Thursday, December 20, 2012

Bulletproof Backpack Sales Soar After Elementary School Shooting

Guns aren’t the only product flying off the shelves in the wake of the Connecticut elementary school shooting that killed 20 children and 7 adults. Parents hoping to shield their children from the terrible fate that befell the kids of Newtown are purchasing armored backpack, meant to protect fragile bodies from bullet fire.

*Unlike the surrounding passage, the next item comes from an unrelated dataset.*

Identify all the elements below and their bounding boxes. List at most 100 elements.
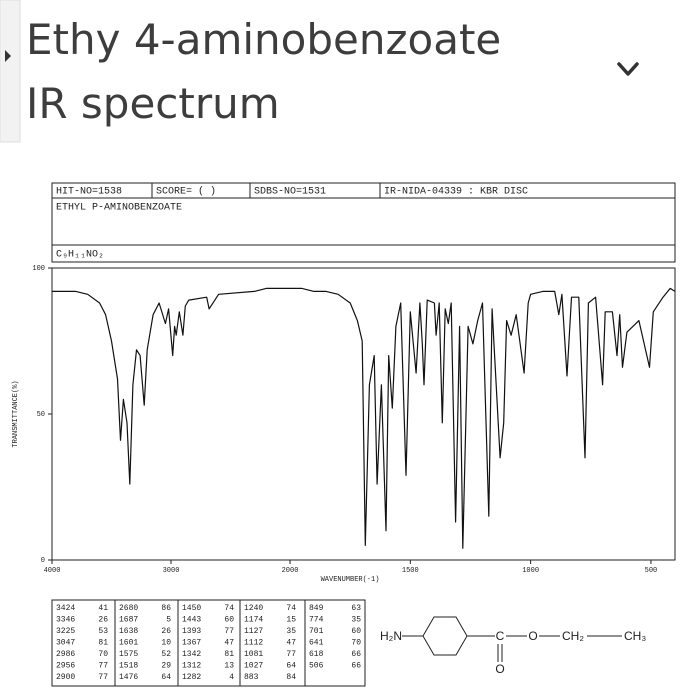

Sadly, this seemingly drastic attempt to steel children to the whims of firearms might not even be enough to save their lives; the AP reports that “the armor is designed to stop bullets from handguns, not assault weapons like the one used in the shooting at the Newtown, Conn., school.” And Psychiatrists worry about the emotional implications, too, of arming children:

Anne Marie Albano, psychiatry director at Columbia University’s Clinic for Anxiety and Related Disorders, said parents should convey calmness, not anxiety.

‘‘This is not serving to keep children safe,’’ she said. ‘‘This is serving to increase their fear and their suspicion of their peers.’’

At Amendment II in Salt Lake City, sales of its children’s backpacks and armored inserts have increased, with 200 purchase requests Wednesday alone.

Armored backpacks aren’t the only military upgrade that youngsters are receiving in response to the massacre. Earlier this week, an 11 year-old boy brought a gun to school (unloaded, but with ammunition in his backpack), saying he wanted to protect himself from another potential mass shooting.